Celebrating others isn't as easy as it sounds. It's risky. The more time you spend celebrating others the more likely it is you'll begin to feel like you're giving more celebration than you're receiving. That doesn't sit well in a world that increasingly promotes the value of self-esteem far more than it promotes others-esteem. Once you get a taste of that promotion and experience how good your own hand feels patting against your own back, it's very difficult to take it away long enough to pat someone else's.
Our pastor, Pastor Chad, has spent the last several weeks talking about doing for others. He has been quite frank in his challenge for our church and the Christian community in general to get off the sidelines of faith and actually do something with it. His words hit home. I've been thinking about how much easier it is to do nothing for people we don't celebrate. I think about the world of corporate CEO's who climb their way to the top without ever recognizing the people along the way who help get them there. If you can pretend no one gave you a ride to the party, you feel no obligation to buy them a drink once you get there.

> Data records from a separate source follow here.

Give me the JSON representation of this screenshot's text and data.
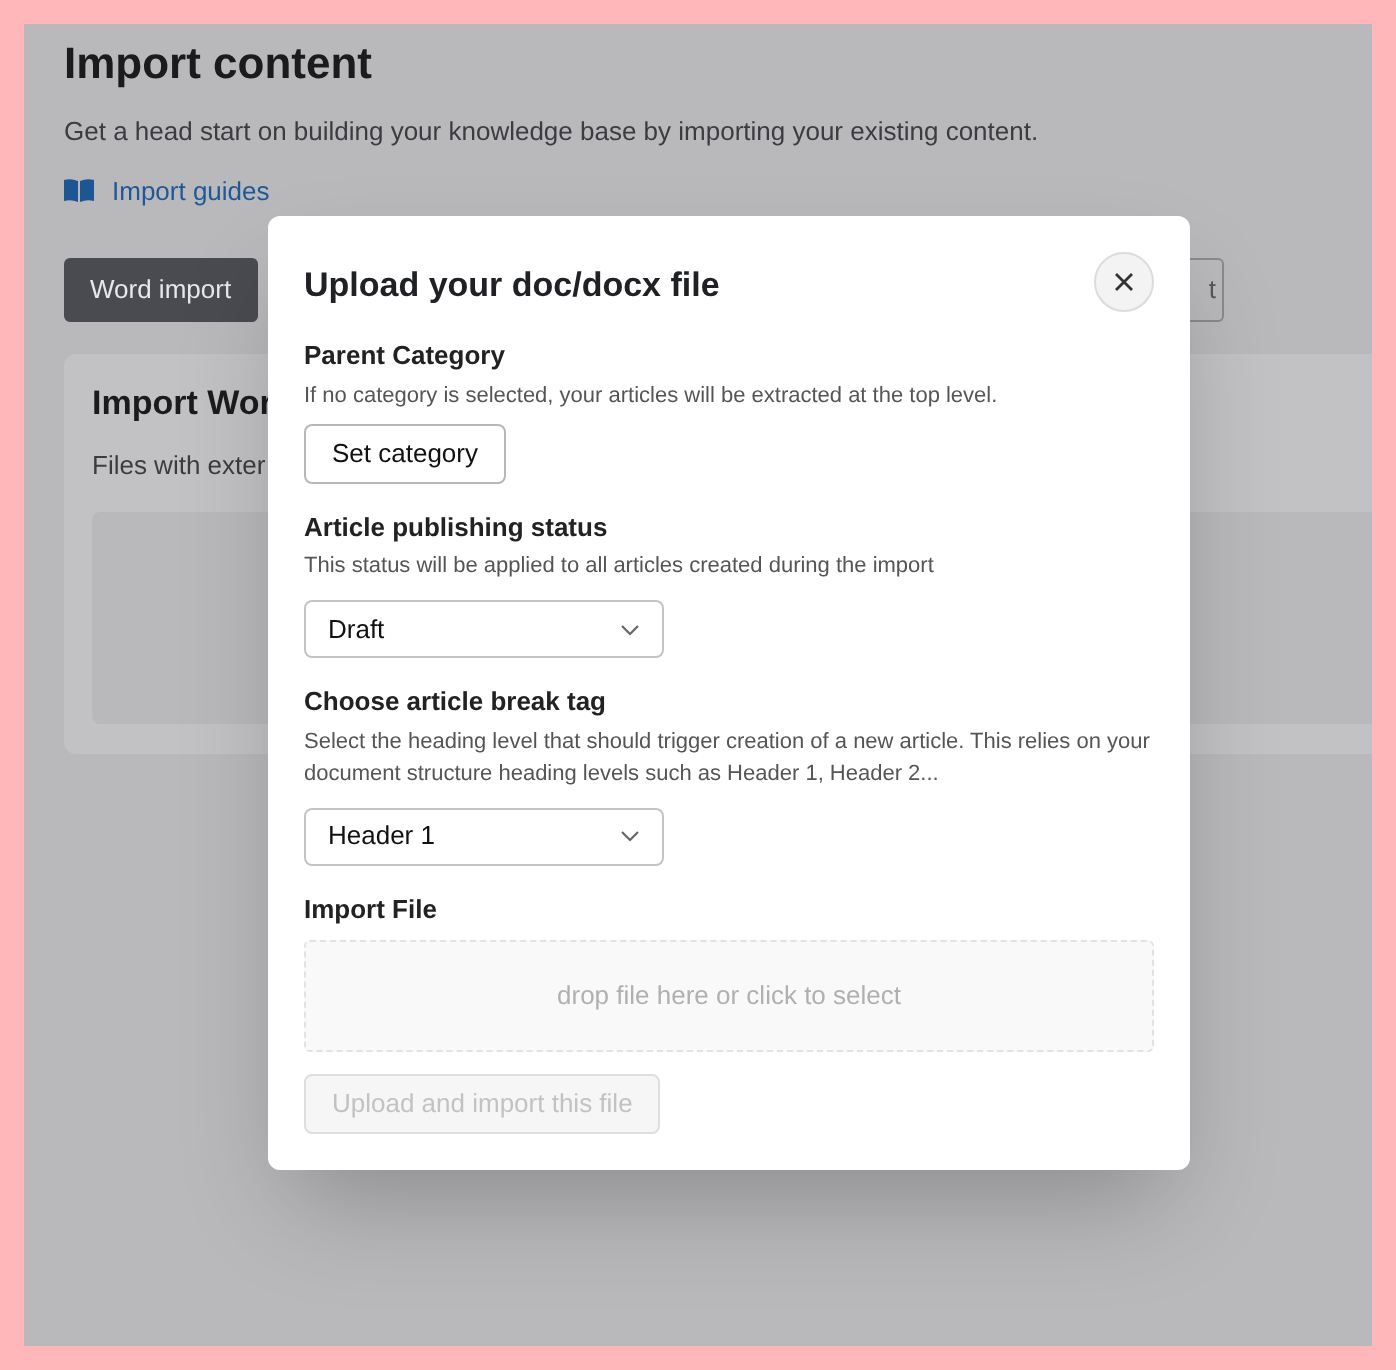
{
  "page": {
    "title": "Import content",
    "subtitle": "Get a head start on building your knowledge base by importing your existing content.",
    "guides_link": "Import guides",
    "tabs": [
      {
        "label": "Word import",
        "selected": true
      },
      {
        "label": "t",
        "selected": false
      }
    ],
    "card": {
      "title": "Import Wor",
      "description": "Files with exter"
    }
  },
  "dialog": {
    "title": "Upload your doc/docx file",
    "sections": [
      {
        "kind": "button",
        "label": "Parent Category",
        "help": "If no category is selected, your articles will be extracted at the top level.",
        "button": "Set category"
      },
      {
        "kind": "select",
        "label": "Article publishing status",
        "help": "This status will be applied to all articles created during the import",
        "value": "Draft"
      },
      {
        "kind": "select",
        "label": "Choose article break tag",
        "help": "Select the heading level that should trigger creation of a new article. This relies on your document structure heading levels such as Header 1, Header 2...",
        "value": "Header 1"
      },
      {
        "kind": "dropzone",
        "label": "Import File",
        "hint": "drop file here or click to select"
      }
    ],
    "submit": {
      "label": "Upload and import this file",
      "disabled": true
    }
  }
}
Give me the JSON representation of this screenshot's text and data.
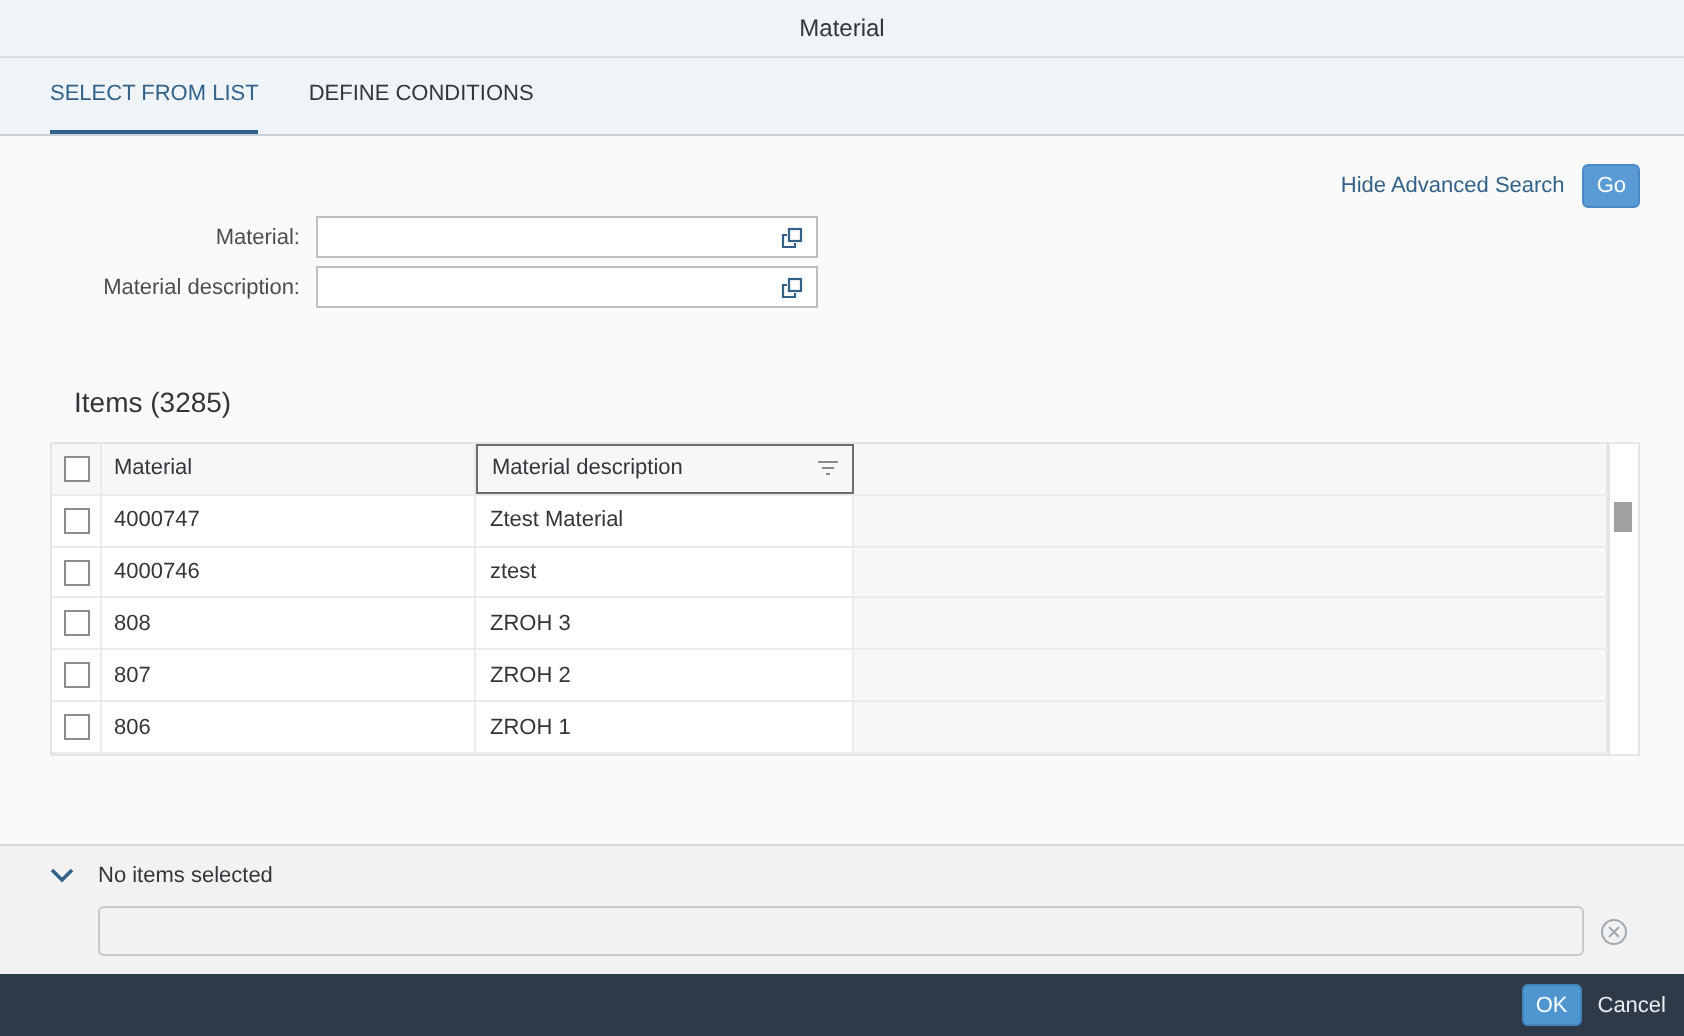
{
  "window": {
    "title": "Material"
  },
  "tabs": [
    {
      "label": "SELECT FROM LIST",
      "selected": true
    },
    {
      "label": "DEFINE CONDITIONS",
      "selected": false
    }
  ],
  "toolbar": {
    "link": "Hide Advanced Search",
    "button": "Go"
  },
  "filters": [
    {
      "label": "Material:"
    },
    {
      "label": "Material description:"
    }
  ],
  "table": {
    "title": "Items (3285)",
    "all_checked": false,
    "columns": [
      {
        "label": "Material",
        "focused": false
      },
      {
        "label": "Material description",
        "focused": true
      }
    ],
    "rows": [
      {
        "checked": false,
        "cells": [
          "4000747",
          "Ztest Material"
        ]
      },
      {
        "checked": false,
        "cells": [
          "4000746",
          "ztest"
        ]
      },
      {
        "checked": false,
        "cells": [
          "808",
          "ZROH 3"
        ]
      },
      {
        "checked": false,
        "cells": [
          "807",
          "ZROH 2"
        ]
      },
      {
        "checked": false,
        "cells": [
          "806",
          "ZROH 1"
        ]
      }
    ]
  },
  "selection": {
    "label": "No items selected",
    "expanded": true
  },
  "footer": {
    "buttons": [
      {
        "label": "OK",
        "kind": "primary"
      },
      {
        "label": "Cancel",
        "kind": "plain"
      }
    ]
  }
}
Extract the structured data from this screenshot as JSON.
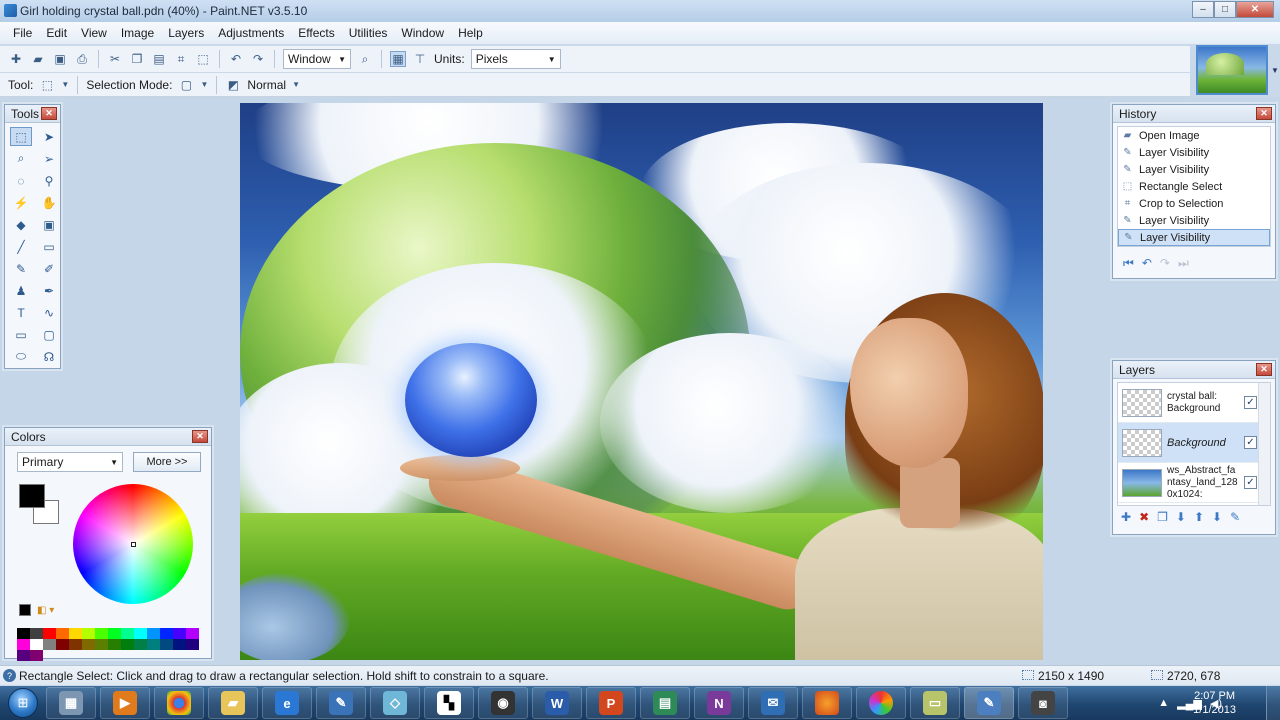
{
  "window": {
    "title": "Girl holding crystal ball.pdn (40%) - Paint.NET v3.5.10",
    "buttons": {
      "minimize": "–",
      "maximize": "□",
      "close": "✕"
    }
  },
  "menu": [
    "File",
    "Edit",
    "View",
    "Image",
    "Layers",
    "Adjustments",
    "Effects",
    "Utilities",
    "Window",
    "Help"
  ],
  "toolbar": {
    "zoom_value": "Window",
    "units_label": "Units:",
    "units_value": "Pixels",
    "tool_label": "Tool:",
    "selection_mode_label": "Selection Mode:",
    "blend_mode": "Normal"
  },
  "tools_panel": {
    "title": "Tools",
    "icons": [
      "rectangle-select-icon",
      "move-selection-icon",
      "lasso-icon",
      "move-pixels-icon",
      "ellipse-select-icon",
      "zoom-icon",
      "magic-wand-icon",
      "pan-icon",
      "paint-bucket-icon",
      "gradient-icon",
      "paintbrush-icon",
      "eraser-icon",
      "pencil-icon",
      "color-picker-icon",
      "clone-stamp-icon",
      "recolor-icon",
      "text-icon",
      "line-curve-icon",
      "rectangle-icon",
      "rounded-rectangle-icon",
      "ellipse-icon",
      "freeform-shape-icon"
    ]
  },
  "history_panel": {
    "title": "History",
    "items": [
      "Open Image",
      "Layer Visibility",
      "Layer Visibility",
      "Rectangle Select",
      "Crop to Selection",
      "Layer Visibility",
      "Layer Visibility"
    ],
    "selected_index": 6
  },
  "layers_panel": {
    "title": "Layers",
    "layers": [
      {
        "name": "crystal ball: Background",
        "visible": true
      },
      {
        "name": "Background",
        "visible": true
      },
      {
        "name": "ws_Abstract_fantasy_land_1280x1024:",
        "visible": true
      }
    ],
    "selected_index": 1
  },
  "colors_panel": {
    "title": "Colors",
    "mode": "Primary",
    "more_button": "More >>",
    "primary_color": "#000000",
    "secondary_color": "#ffffff",
    "palette": [
      "#000000",
      "#404040",
      "#ff0000",
      "#ff6a00",
      "#ffd800",
      "#b6ff00",
      "#4cff00",
      "#00ff21",
      "#00ff90",
      "#00ffff",
      "#0094ff",
      "#0026ff",
      "#4800ff",
      "#b200ff",
      "#ff00dc",
      "#ffffff",
      "#808080",
      "#7f0000",
      "#7f3300",
      "#7f6a00",
      "#5b7f00",
      "#267f00",
      "#007f0e",
      "#007f46",
      "#007f7f",
      "#004a7f",
      "#00137f",
      "#21007f",
      "#57007f",
      "#7f006e"
    ]
  },
  "status": {
    "message": "Rectangle Select: Click and drag to draw a rectangular selection. Hold shift to constrain to a square.",
    "image_size": "2150 x 1490",
    "cursor_position": "2720, 678"
  },
  "taskbar": {
    "apps": [
      "calculator-icon",
      "media-player-icon",
      "chrome-icon",
      "explorer-folder-icon",
      "internet-explorer-icon",
      "notepad-icon",
      "glass-app-icon",
      "paint-net-icon",
      "camera-icon",
      "word-icon",
      "powerpoint-icon",
      "publisher-icon",
      "onenote-icon",
      "outlook-icon",
      "firefox-icon",
      "picasa-icon",
      "notes-icon",
      "paintnet-running-icon",
      "video-camera-icon"
    ],
    "time": "2:07 PM",
    "date": "1/1/2013"
  }
}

I constantly celebrate our boys. Their reading and writing. How fast they run. The stories they create. Recognizing what their doing in their lives is such a big part of my love for them; it fuels my desire to do things for them. I have to ask myself, if I celebrated more of what my neighbors are doing, would I love them more, and want to do more for them. I don't know. There does seem to be something to it, though. I'm not sure I've ever seen someone who makes a habit out of celebrating others wearing a frown. I know Elliott's big leaping smile when he celebrated the goal his buddy scored was as big as a smile gets. Someone on my team is going to score a goal tomorrow. I'm sure of it. I hope I celebrate it.